Contrairement aux arbovirus mieux connus, le virus Oropouche est transmis par la mouche des sables Culicoides paraensis. La maladie est onze fois plus fréquente en milieu rural qu’en milieu urbain.

« Contrairement à Aedes aegypti, qui se reproduit dans l’eau stagnante, la mouche des sables pond ses œufs dans un sol humide riche en matière organique. C’est un insecte des zones humides, ce qui explique la prévalence des cas en milieu rural plutôt qu’en ville », détaille Souza.

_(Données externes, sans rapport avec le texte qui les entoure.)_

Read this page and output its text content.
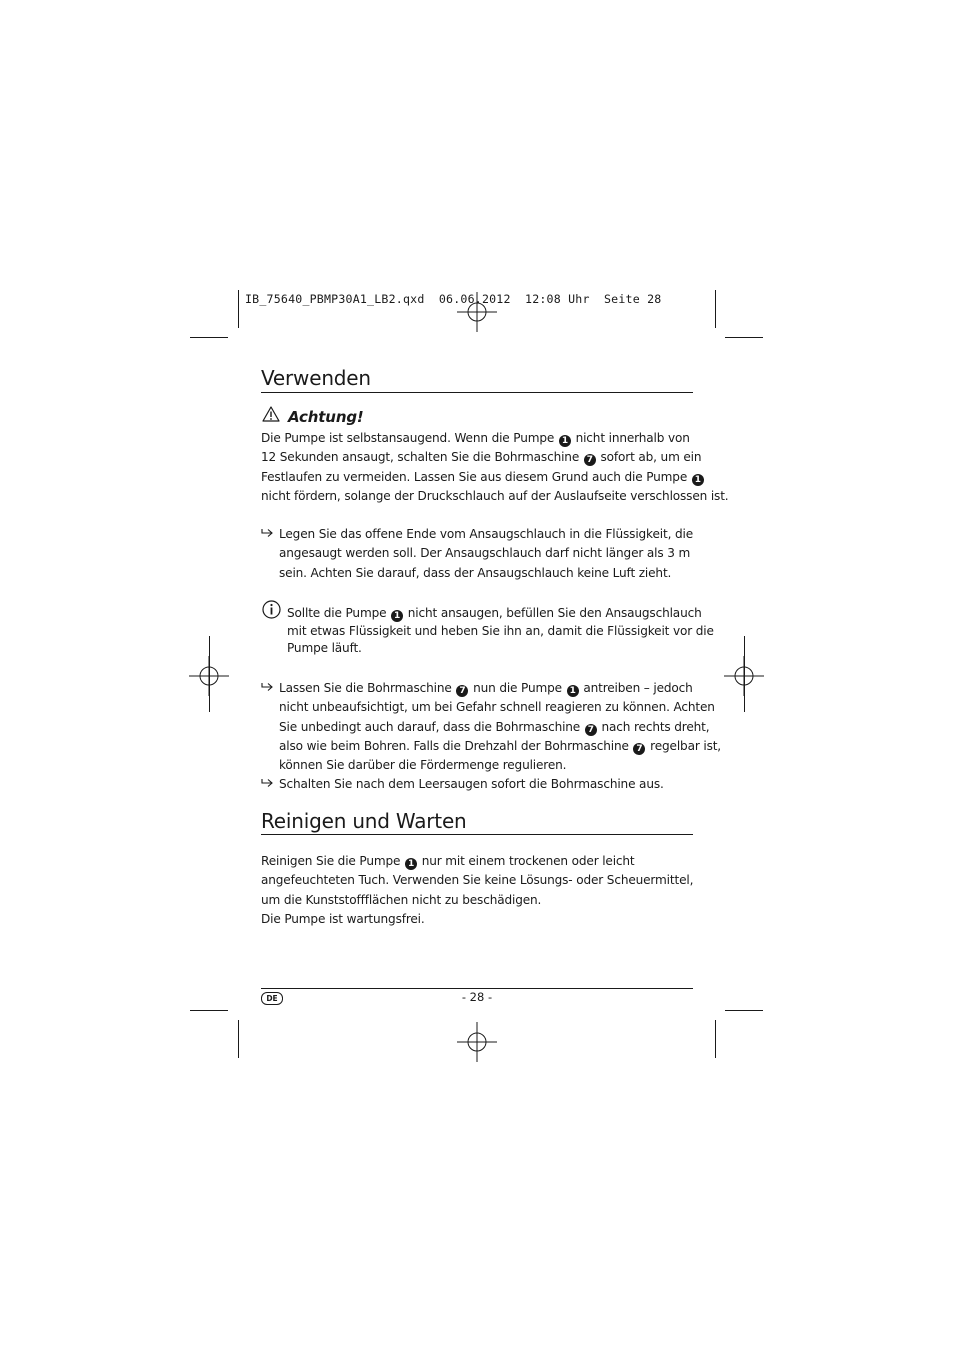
IB_75640_PBMP30A1_LB2.qxd  06.06.2012  12:08 Uhr  Seite 28
Verwenden
Achtung!
Die Pumpe ist selbstansaugend. Wenn die Pumpe 1 nicht innerhalb von
12 Sekunden ansaugt, schalten Sie die Bohrmaschine 7 sofort ab, um ein
Festlaufen zu vermeiden. Lassen Sie aus diesem Grund auch die Pumpe 1
nicht fördern, solange der Druckschlauch auf der Auslaufseite verschlossen ist.
Legen Sie das offene Ende vom Ansaugschlauch in die Flüssigkeit, die
angesaugt werden soll. Der Ansaugschlauch darf nicht länger als 3 m
sein. Achten Sie darauf, dass der Ansaugschlauch keine Luft zieht.
Sollte die Pumpe 1 nicht ansaugen, befüllen Sie den Ansaugschlauch
mit etwas Flüssigkeit und heben Sie ihn an, damit die Flüssigkeit vor die
Pumpe läuft.
Lassen Sie die Bohrmaschine 7 nun die Pumpe 1 antreiben – jedoch
nicht unbeaufsichtigt, um bei Gefahr schnell reagieren zu können. Achten
Sie unbedingt auch darauf, dass die Bohrmaschine 7 nach rechts dreht,
also wie beim Bohren. Falls die Drehzahl der Bohrmaschine 7 regelbar ist,
können Sie darüber die Fördermenge regulieren.
Schalten Sie nach dem Leersaugen sofort die Bohrmaschine aus.
Reinigen und Warten
Reinigen Sie die Pumpe 1 nur mit einem trockenen oder leicht
angefeuchteten Tuch. Verwenden Sie keine Lösungs- oder Scheuermittel,
um die Kunststoffflächen nicht zu beschädigen.
Die Pumpe ist wartungsfrei.
DE	- 28 -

« Historiquement, la maladie était associée aux plantations de bananes et de cacao, mais notre étude écologique montre que le problème réside dans les conditions de sol humide riche en matière organique. Des températures élevées et des précipitations favorisent aussi la propagation de la mouche », ajoute le chercheur.

Ce profil rural modifie les réponses sanitaires nécessaires. « La lutte contre cette maladie diffère de celle des autres arbovirus urbains. Les stratégies comme la fumigation dans les places ou rues pavées sont probablement inefficaces contre Oropouche. La mouche des sables ne vit pas dans les canalisations domestiques mais dans l’humidité des zones forestières et la végétation périphérique des villes », explique Souza.

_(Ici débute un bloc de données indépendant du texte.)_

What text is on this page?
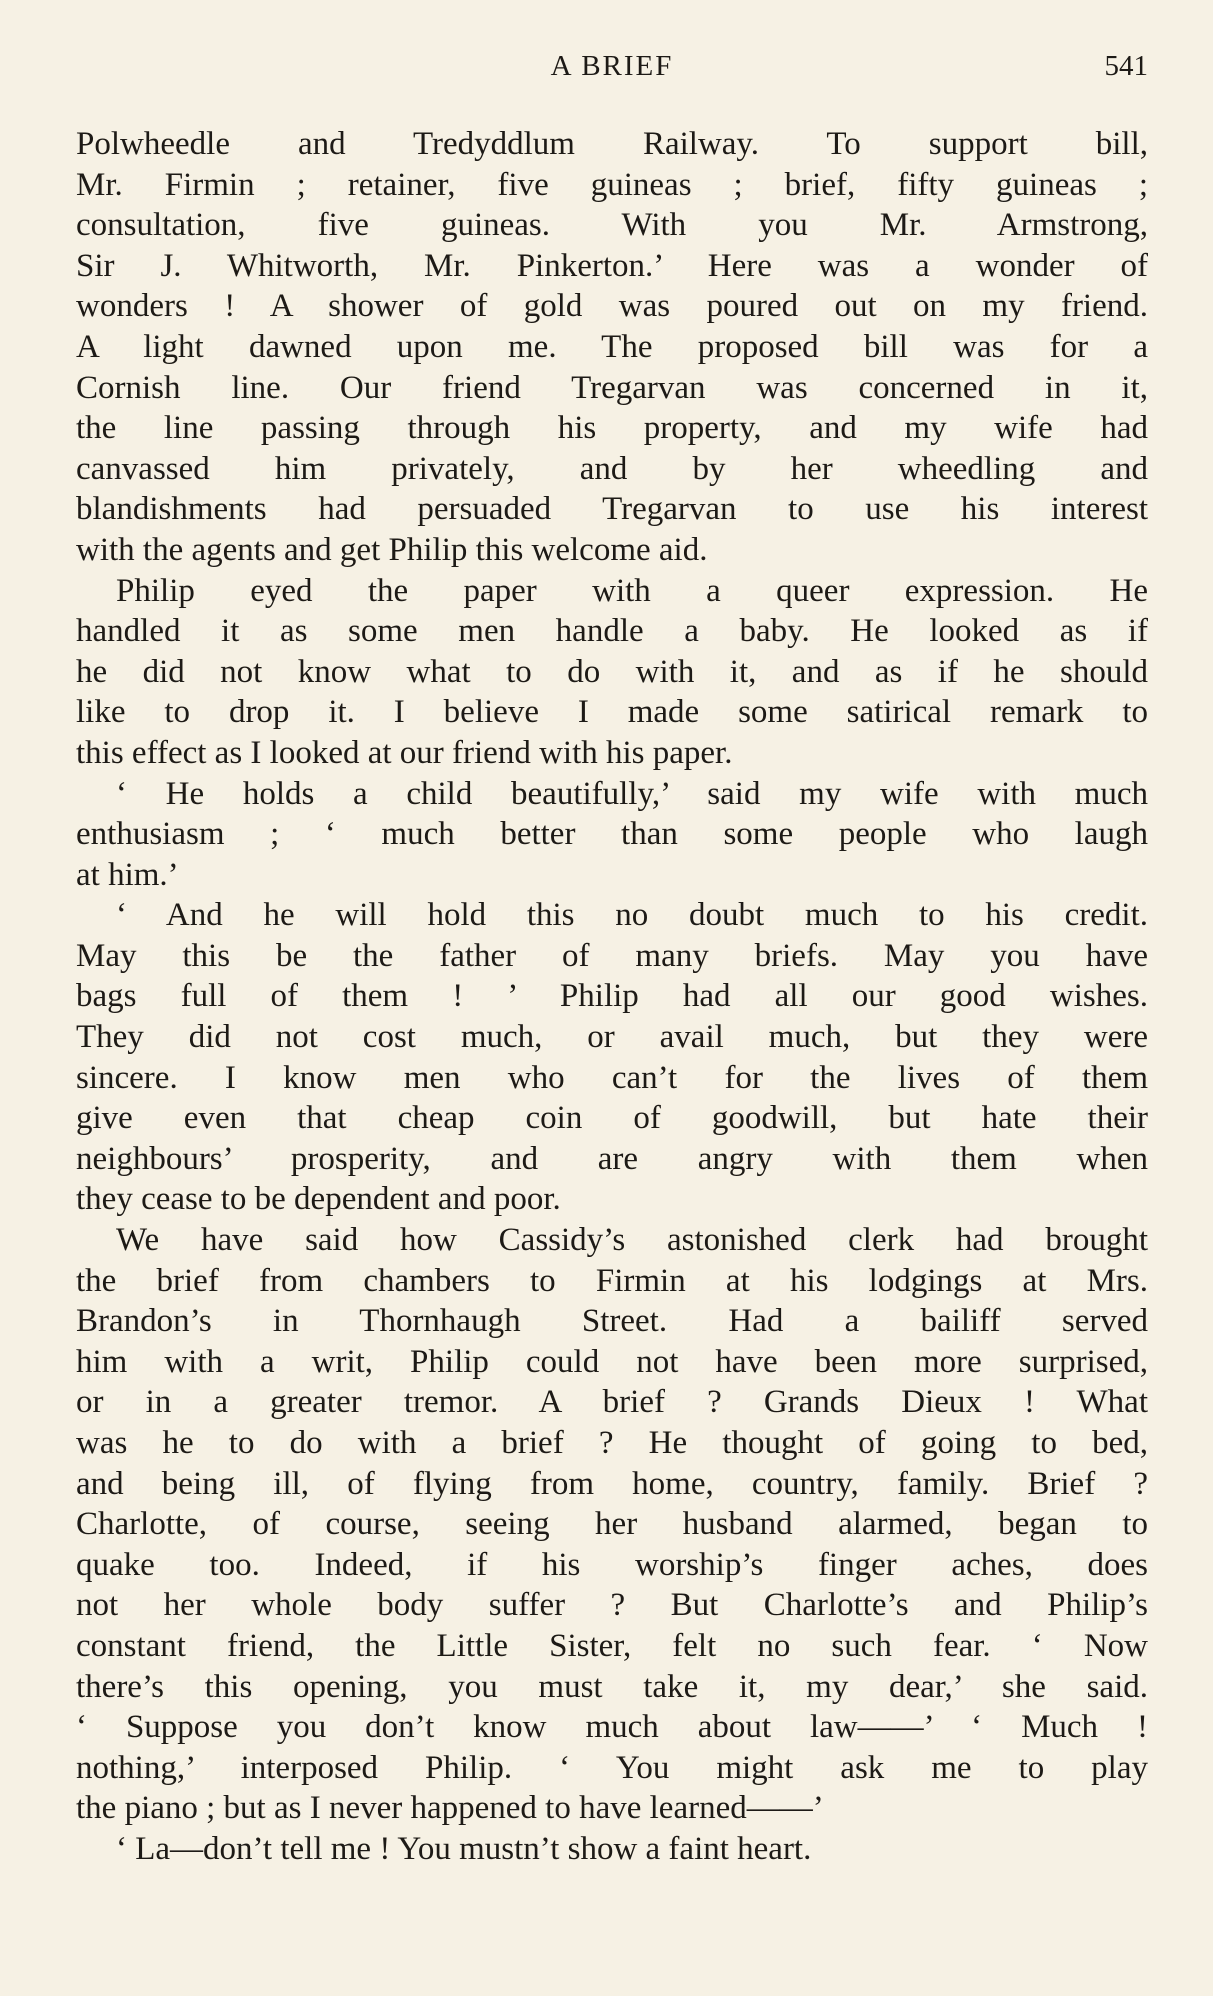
A BRIEF	541
Polwheedle and Tredyddlum Railway. To support bill,
Mr. Firmin ; retainer, five guineas ; brief, fifty guineas ;
consultation, five guineas. With you Mr. Armstrong,
Sir J. Whitworth, Mr. Pinkerton.’ Here was a wonder of
wonders ! A shower of gold was poured out on my friend.
A light dawned upon me. The proposed bill was for a
Cornish line. Our friend Tregarvan was concerned in it,
the line passing through his property, and my wife had
canvassed him privately, and by her wheedling and
blandishments had persuaded Tregarvan to use his interest
with the agents and get Philip this welcome aid.
Philip eyed the paper with a queer expression. He
handled it as some men handle a baby. He looked as if
he did not know what to do with it, and as if he should
like to drop it. I believe I made some satirical remark to
this effect as I looked at our friend with his paper.
‘ He holds a child beautifully,’ said my wife with much
enthusiasm ; ‘ much better than some people who laugh
at him.’
‘ And he will hold this no doubt much to his credit.
May this be the father of many briefs. May you have
bags full of them ! ’ Philip had all our good wishes.
They did not cost much, or avail much, but they were
sincere. I know men who can’t for the lives of them
give even that cheap coin of goodwill, but hate their
neighbours’ prosperity, and are angry with them when
they cease to be dependent and poor.
We have said how Cassidy’s astonished clerk had brought
the brief from chambers to Firmin at his lodgings at Mrs.
Brandon’s in Thornhaugh Street. Had a bailiff served
him with a writ, Philip could not have been more surprised,
or in a greater tremor. A brief ? Grands Dieux ! What
was he to do with a brief ? He thought of going to bed,
and being ill, of flying from home, country, family. Brief ?
Charlotte, of course, seeing her husband alarmed, began to
quake too. Indeed, if his worship’s finger aches, does
not her whole body suffer ? But Charlotte’s and Philip’s
constant friend, the Little Sister, felt no such fear. ‘ Now
there’s this opening, you must take it, my dear,’ she said.
‘ Suppose you don’t know much about law——’ ‘ Much !
nothing,’ interposed Philip. ‘ You might ask me to play
the piano ; but as I never happened to have learned——’
‘ La—don’t tell me ! You mustn’t show a faint heart.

La mouche des sables est environ trois fois plus petite qu’un moustique classique, pouvant traverser de nombreux moustiquaires. L’épidémie récente semble liée à plus que le climat : les chercheurs évoquent une nouvelle recombinaison virale.

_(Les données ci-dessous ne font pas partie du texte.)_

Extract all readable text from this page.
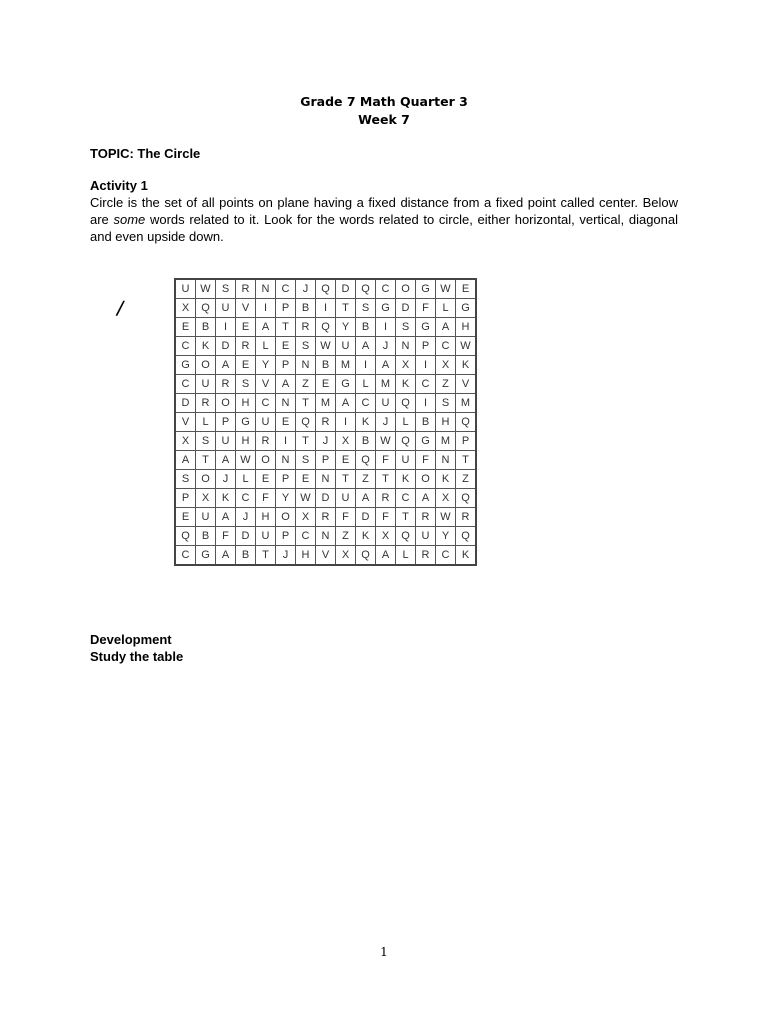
Grade 7 Math Quarter 3
Week 7
TOPIC: The Circle
Activity 1
Circle is the set of all points on plane having a fixed distance from a fixed point called center. Below are some words related to it. Look for the words related to circle, either horizontal, vertical, diagonal and even upside down.
/
U	W	S	R	N	C	J	Q	D	Q	C	O	G	W	E
X	Q	U	V	I	P	B	I	T	S	G	D	F	L	G
E	B	I	E	A	T	R	Q	Y	B	I	S	G	A	H
C	K	D	R	L	E	S	W	U	A	J	N	P	C	W
G	O	A	E	Y	P	N	B	M	I	A	X	I	X	K
C	U	R	S	V	A	Z	E	G	L	M	K	C	Z	V
D	R	O	H	C	N	T	M	A	C	U	Q	I	S	M
V	L	P	G	U	E	Q	R	I	K	J	L	B	H	Q
X	S	U	H	R	I	T	J	X	B	W	Q	G	M	P
A	T	A	W	O	N	S	P	E	Q	F	U	F	N	T
S	O	J	L	E	P	E	N	T	Z	T	K	O	K	Z
P	X	K	C	F	Y	W	D	U	A	R	C	A	X	Q
E	U	A	J	H	O	X	R	F	D	F	T	R	W	R
Q	B	F	D	U	P	C	N	Z	K	X	Q	U	Y	Q
C	G	A	B	T	J	H	V	X	Q	A	L	R	C	K
Development
Study the table
1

Dans l’étude, ils ont identifié une nouvelle lignée virale issue d’un réassortiment génétique, un phénomène où deux virus différents infectent la même cellule. Ce mécanisme peut améliorer la réplication virale et compliquer la neutralisation par les anticorps issus d’infections antérieures, facilitant ainsi l’expansion du virus dans de nouvelles zones.

« La réémergence d’Oropouche montre que l’on ne peut pas combattre tous les arbovirus de la même manière, car la mouche des sables ne suit pas les mêmes règles qu’Aedes. Cela rend la surveillance actuelle insuffisante et sous-estime largement l’ampleur réelle de la maladie », souligne Módena.

Il insiste sur la nécessité d’étendre la surveillance au-delà des grands centres urbains. « Même si une immunité durable semble exister chez les personnes déjà infectées, la rapidité de propagation du virus dans tous les États brésiliens impose au système de santé de développer de nouveaux dispositifs de détection, notamment dans les zones éloignées des grandes villes », affirme-t-il.

Les auteurs appellent à une refonte des méthodes de suivi du virus Oropouche. Ils recommandent des études sérologiques continues, l’utilisation des banques de sang comme systèmes d’alerte précoce, ainsi que l’intégration d’outils numériques et génomiques pour surveiller les épidémies et mutations. Ils insistent aussi sur la décentralisation des tests en laboratoire et la mise en place d’une surveillance active et permanente combinant données environnementales, sérologiques et génomiques pour anticiper les risques et orienter les stratégies vaccinales.

Les deux études sont intitulées « Transmission dynamics of Oropouche virus in Latin America and the Caribbean » et « Ecological and demographic drivers of Oropouche virus transmission », publiées le 24 mars 2026 dans Nature Medicine et Nature Health. Elles ont été financées par le Conseil national pour le développement scientifique et technologique (CNPq), affilié au ministère brésilien de la Science, de la Technologie et de l’Innovation, l’Institut Todos Pela Saúde, les National Institutes of Health (NIH) des États-Unis, et la fondation britannique Wellcome Trust.